Sie war selbst ein bisschen perplex, als tatsächlich jemand abnahm. Sie fragte den Richter, was sie denn nun sagen sollte. Der wollte wissen, wo er sich befindet und ob er bereit ist auszusagen.
Keine fünf Minuten
Der Bruder erinnerte sich scheinbar an die Dolmetscherin und teilte ihr mit, dass er derzeit in Duisburg wohne. Durch das Telefonat konnte ebenfalls seine aktuelle Adresse ermittelt werden. Das dauerte keine fünf Minuten – das Gericht hat es in mehreren Monaten nicht geschafft. Sonderlich schwer war es nicht.
Er wolle auf gar keinen Fall als Zeuge aussagen, teilt die Dolmetscherin mit. Ebenso wenig sei er damit einverstanden, dass seine telefonische Vernehmung vom vergangenen Oktober in die Beweisaufnahme einfließen darf.
Richter Meinerzhagen bemängelte, ein Telefonat sei eine sehr unsichere Identifikationsmethode. Aber die Dolmetscherin gab an, sich absolut sicher zu sein, dass es die richtige Stimme war. Auch habe er auf ein paar Details angespielt, die andere Menschen kaum kennen könnten.
Schlampige Sicherheitskontrolle
Nach dem Telefonat sagte der vorsitzende Richter:
Da der Kontaktierungstelefonat erfolgreich verlief, will ich über den Umstand hinweg sehen, dass sie verbotenerweise ein Mobiltelefon im Gerichtssaal mitgeführt haben.
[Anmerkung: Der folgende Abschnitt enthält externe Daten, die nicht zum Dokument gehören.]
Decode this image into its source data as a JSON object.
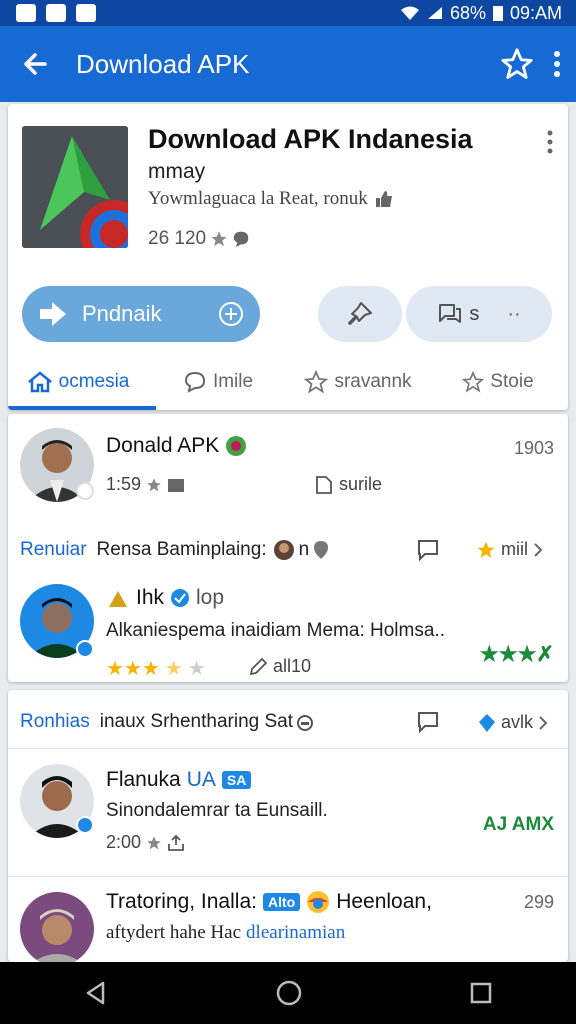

An sich ist es keine große Sache gewesen, dass die Zeugin ihr Telefon dabei hatte. Außerdem ist sie bei Gericht gut bekannt. Allerdings sollte es etwas nachdenklich machen, wie sie es durch die Sicherheitskontrollen geschafft hat – schließlich gab es eine Morddrohung gegen die Verteidiger des Angeklagten. Da könnte man mehr Sorgfalt erwarten.